Kişisel verilerin toplanma yöntemi: Kişisel verileriniz, otomatik ya da otomatik olmayan yollarla, yazılı, sözlü ya da elektronik ortamda toplanabilmektedir.

Yukarıda belirtilen amaçlarla, kişisel verilerin aktarılabileceği kişi/kuruluşlar: Kişisel Verileriniz; Kurumumuzun iştirakleri ve bunların alt kuruluşlarına; çalışanları, şirket görevlileri, hukuk, mali ve vergi danışmanları, denetçileri ve mevzuat hükümlerinin izin verdiği kişi, kurum ve kuruluşlar ile açık rızanızın bulunduğu diğer üçüncü kişilere; aktarılabilecektir.

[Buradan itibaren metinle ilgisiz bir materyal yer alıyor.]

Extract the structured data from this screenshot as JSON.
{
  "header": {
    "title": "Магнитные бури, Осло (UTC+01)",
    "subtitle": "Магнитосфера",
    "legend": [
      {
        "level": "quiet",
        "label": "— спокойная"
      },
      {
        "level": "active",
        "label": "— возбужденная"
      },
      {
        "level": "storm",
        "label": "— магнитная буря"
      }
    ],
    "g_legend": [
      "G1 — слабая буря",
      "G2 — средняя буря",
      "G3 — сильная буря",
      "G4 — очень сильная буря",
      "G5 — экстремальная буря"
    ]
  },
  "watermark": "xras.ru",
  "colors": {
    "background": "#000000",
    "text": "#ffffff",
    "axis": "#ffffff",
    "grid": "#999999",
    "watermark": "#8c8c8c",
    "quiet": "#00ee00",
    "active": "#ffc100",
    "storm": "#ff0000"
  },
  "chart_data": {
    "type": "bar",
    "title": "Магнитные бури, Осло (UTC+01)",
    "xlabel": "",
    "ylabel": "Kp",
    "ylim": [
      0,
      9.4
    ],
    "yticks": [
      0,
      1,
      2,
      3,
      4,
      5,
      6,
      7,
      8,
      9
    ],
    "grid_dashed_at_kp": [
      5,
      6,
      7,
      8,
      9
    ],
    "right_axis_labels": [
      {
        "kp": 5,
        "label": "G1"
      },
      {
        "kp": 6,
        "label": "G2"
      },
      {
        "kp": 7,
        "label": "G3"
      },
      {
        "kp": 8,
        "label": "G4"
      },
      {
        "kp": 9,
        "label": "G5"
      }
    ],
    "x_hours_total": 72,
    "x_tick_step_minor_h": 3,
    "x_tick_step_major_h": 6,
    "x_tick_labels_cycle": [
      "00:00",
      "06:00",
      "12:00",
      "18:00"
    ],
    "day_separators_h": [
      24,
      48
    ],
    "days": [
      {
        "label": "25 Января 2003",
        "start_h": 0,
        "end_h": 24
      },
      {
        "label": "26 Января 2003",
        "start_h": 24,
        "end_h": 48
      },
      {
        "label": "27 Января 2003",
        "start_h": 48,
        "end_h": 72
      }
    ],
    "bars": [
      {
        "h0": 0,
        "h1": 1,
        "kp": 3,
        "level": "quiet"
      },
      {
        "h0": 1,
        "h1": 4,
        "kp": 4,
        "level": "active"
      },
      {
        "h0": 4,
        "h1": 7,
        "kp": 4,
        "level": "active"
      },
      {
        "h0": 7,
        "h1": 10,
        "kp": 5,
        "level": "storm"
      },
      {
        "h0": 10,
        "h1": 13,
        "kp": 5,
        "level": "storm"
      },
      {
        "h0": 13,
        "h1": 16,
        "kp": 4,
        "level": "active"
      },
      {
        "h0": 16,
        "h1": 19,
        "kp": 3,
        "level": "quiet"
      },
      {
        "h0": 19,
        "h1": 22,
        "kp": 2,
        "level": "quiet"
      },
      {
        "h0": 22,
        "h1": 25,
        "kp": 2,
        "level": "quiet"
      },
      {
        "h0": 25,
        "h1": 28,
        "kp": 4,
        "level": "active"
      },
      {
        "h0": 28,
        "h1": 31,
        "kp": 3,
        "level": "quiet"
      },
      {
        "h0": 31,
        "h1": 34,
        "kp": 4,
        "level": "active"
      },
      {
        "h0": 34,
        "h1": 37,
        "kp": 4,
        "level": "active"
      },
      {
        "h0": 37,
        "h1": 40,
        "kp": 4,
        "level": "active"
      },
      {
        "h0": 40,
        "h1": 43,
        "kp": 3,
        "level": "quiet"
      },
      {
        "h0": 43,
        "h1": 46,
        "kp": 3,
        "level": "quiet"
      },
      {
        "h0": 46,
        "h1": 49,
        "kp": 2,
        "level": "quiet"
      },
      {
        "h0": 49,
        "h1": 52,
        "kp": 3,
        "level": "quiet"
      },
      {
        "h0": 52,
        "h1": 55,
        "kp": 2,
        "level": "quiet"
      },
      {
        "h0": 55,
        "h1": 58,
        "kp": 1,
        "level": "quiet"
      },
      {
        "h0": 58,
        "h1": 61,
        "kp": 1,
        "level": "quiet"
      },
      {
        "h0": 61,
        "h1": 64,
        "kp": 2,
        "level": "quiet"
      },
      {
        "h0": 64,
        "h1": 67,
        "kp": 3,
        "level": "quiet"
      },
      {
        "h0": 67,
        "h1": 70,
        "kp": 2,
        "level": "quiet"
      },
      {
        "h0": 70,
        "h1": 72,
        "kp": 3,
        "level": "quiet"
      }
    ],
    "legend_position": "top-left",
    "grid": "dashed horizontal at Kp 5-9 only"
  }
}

Kanun’un 11. Maddesi Çerçevesinde Haklarınız; Kurumumuza başvurarak; kişisel verilerinizin a) işlenip işlenmediğini öğrenme, b) kişisel verileriniz işlenmişse buna ilişkin bilgi talep etme, c) kişisel verilerinizin işlenme amacını ve amacına uygun kullanılıp kullanılmadığını öğrenme, ç) kişisel verilerinizin yurt içinde veya yurt dışında aktarıldığı üçüncü kişileri bilme, d) kişisel verilerinizin eksik veya yanlış işlenmiş ise düzeltilmesini isteme, e) Kanun’un 7. maddesinde öngörülen şartlar çerçevesinde kişisel verilerinizin silinmesini veya yok edilmesini isteme, f) kişisel verilerinizin aktarıldığı üçüncü kişilere yukarıda sayılan (d) ve (e) bentleri uyarınca yapılan işlemlerin bildirilmesini isteme, g) kişisel verilerinizin münhasıran otomatik sistemler ile analiz edilmesi nedeniyle aleyhinize bir sonucun ortaya çıkmasına itiraz etme ve ğ) kişisel verilerinizin kanuna aykırı olarak işlenmesi sebebiyle zarara uğramanız hâlinde zararın giderilmesini talep etme hakkına sahipsiniz.

Haklarınızın, düzenlemenin yürürlük tarihi olan 07.10.2016 tarihinden itibaren kullanılması mümkün olup, taleplerinizin yerine getirilmesini teminen Kurumumuzca yapılacak masrafları, KVKK’nın “Veri sorumlusuna başvuru” başlıklı 13. maddesinde belirtilen tarifeye göre tarafınızdan talep etme hakkımız saklıdır.